Tenho dificuldade de relacionar amorosamente, pois tenho muito medo de me magoar. Isso pode ser algum trauma que vivi na infância? (anônimo)
Os homens se queixam: “As mulheres são difíceis”. Por sua vez as mulheres também reclamam: “É difícil encontrar um cara legal”. Tema preferido de filmes, novelas romances e peças teatrais, a relação amorosa de fato não é fácil.
O pior é que, na maioria das vezes, a dificuldade não está apenas em “achar” o parceiro certo, e sim nos problemas pessoais que cada um enfrenta quando se trata de se “vincular”. O vínculo e a capacidade de se vincular estão de fato profundamente relacionados à vida primitiva do bebê e às experiências vividas na infância.

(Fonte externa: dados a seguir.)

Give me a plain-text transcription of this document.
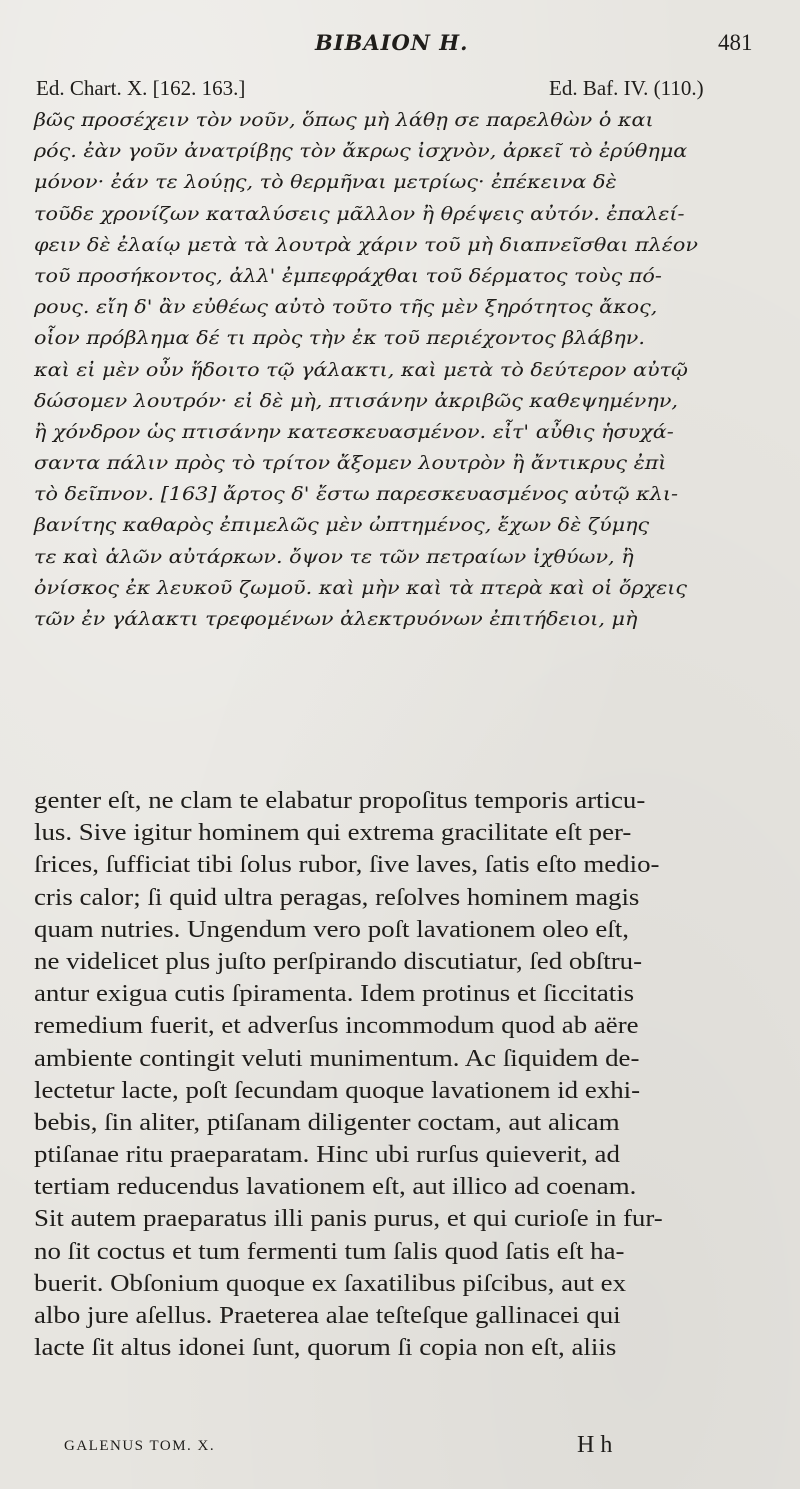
BIBAION H.	481
Ed. Chart. X. [162. 163.]	Ed. Baf. IV. (110.)
βῶς προσέχειν τὸν νοῦν, ὅπως μὴ λάθῃ σε παρελθὼν ὁ και
ρός. ἐὰν γοῦν ἀνατρίβῃς τὸν ἄκρως ἰσχνὸν, ἀρκεῖ τὸ ἐρύθημα
μόνον· ἐάν τε λούῃς, τὸ θερμῆναι μετρίως· ἐπέκεινα δὲ
τοῦδε χρονίζων καταλύσεις μᾶλλον ἢ θρέψεις αὐτόν. ἐπαλεί-
φειν δὲ ἐλαίῳ μετὰ τὰ λουτρὰ χάριν τοῦ μὴ διαπνεῖσθαι πλέον
τοῦ προσήκοντος, ἀλλ' ἐμπεφράχθαι τοῦ δέρματος τοὺς πό-
ρους. εἴη δ' ἂν εὐθέως αὐτὸ τοῦτο τῆς μὲν ξηρότητος ἄκος,
οἷον πρόβλημα δέ τι πρὸς τὴν ἐκ τοῦ περιέχοντος βλάβην.
καὶ εἰ μὲν οὖν ἥδοιτο τῷ γάλακτι, καὶ μετὰ τὸ δεύτερον αὐτῷ
δώσομεν λουτρόν· εἰ δὲ μὴ, πτισάνην ἀκριβῶς καθεψημένην,
ἢ χόνδρον ὡς πτισάνην κατεσκευασμένον. εἶτ' αὖθις ἡσυχά-
σαντα πάλιν πρὸς τὸ τρίτον ἄξομεν λουτρὸν ἢ ἄντικρυς ἐπὶ
τὸ δεῖπνον. [163] ἄρτος δ' ἔστω παρεσκευασμένος αὐτῷ κλι-
βανίτης καθαρὸς ἐπιμελῶς μὲν ὠπτημένος, ἔχων δὲ ζύμης
τε καὶ ἁλῶν αὐτάρκων. ὄψον τε τῶν πετραίων ἰχθύων, ἢ
ὀνίσκος ἐκ λευκοῦ ζωμοῦ. καὶ μὴν καὶ τὰ πτερὰ καὶ οἱ ὄρχεις
τῶν ἐν γάλακτι τρεφομένων ἀλεκτρυόνων ἐπιτήδειοι, μὴ
genter eſt, ne clam te elabatur propoſitus temporis articu-
lus. Sive igitur hominem qui extrema gracilitate eſt per-
ſrices, ſufficiat tibi ſolus rubor, ſive laves, ſatis eſto medio-
cris calor; ſi quid ultra peragas, reſolves hominem magis
quam nutries. Ungendum vero poſt lavationem oleo eſt,
ne videlicet plus juſto perſpirando discutiatur, ſed obſtru-
antur exigua cutis ſpiramenta. Idem protinus et ſiccitatis
remedium fuerit, et adverſus incommodum quod ab aëre
ambiente contingit veluti munimentum. Ac ſiquidem de-
lectetur lacte, poſt ſecundam quoque lavationem id exhi-
bebis, ſin aliter, ptiſanam diligenter coctam, aut alicam
ptiſanae ritu praeparatam. Hinc ubi rurſus quieverit, ad
tertiam reducendus lavationem eſt, aut illico ad coenam.
Sit autem praeparatus illi panis purus, et qui curioſe in fur-
no ſit coctus et tum fermenti tum ſalis quod ſatis eſt ha-
buerit. Obſonium quoque ex ſaxatilibus piſcibus, aut ex
albo jure aſellus. Praeterea alae teſteſque gallinacei qui
lacte ſit altus idonei ſunt, quorum ſi copia non eſt, aliis
GALENUS TOM. X.	H h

O nosso cérebro é uma imensa base de dados que contém as memórias de todas as experiências afetivas vividas desde que nascemos. As primeiras sensações vividas pelo bebê são muito intensas e marcantes do ponto de vista afetivo, mas elas ainda não podem ser registradas pelo cérebro como “representações”, ou seja, como traços mnêmicos associados a memórias afetivas, elas apenas circulam como núcleos energéticos de sensações que buscam uma representação mnêmica adequada. Somente com o tempo o bebê começa a associar as sensações a memórias significativas que passam “representar” o seu mundo interno e o mundo externo sob forma de memórias ligadas a imagens, sons, cheiros, sensações táteis e gustativas.
Quando uma determinada experiência sensorial é vivida na vida adulta ela busca no cérebro um caminho neuronal já traçado que a leva a resgatar e reviver experiências do passado, cuja intensidade emocional é trazida para o presente. Freud chamava essas ligações neuronais de “caminhos facilitados”, através dos quais a vida pulsional inconsciente se manifesta.
Embora muitos pensem que seus problemas de vinculação residam apenas na vida amorosa, na realidade eles são comuns a todos os vínculos que o indivíduo estabelece, na vida pessoal e profissional, com pessoas, objetos e situações..
O “medo de se magoar” é apenas uma dessas memórias afetivas, relacionada a experiências primitivas em que a mente registrou a pouca confiabilidade do ambiente externo. “Ficar com um pé atrás” se tornou um caminho facilitado para a mente, que buscou nessa atitude psíquica uma forma de se defender da angústia que o encontro com o “outro” provoca.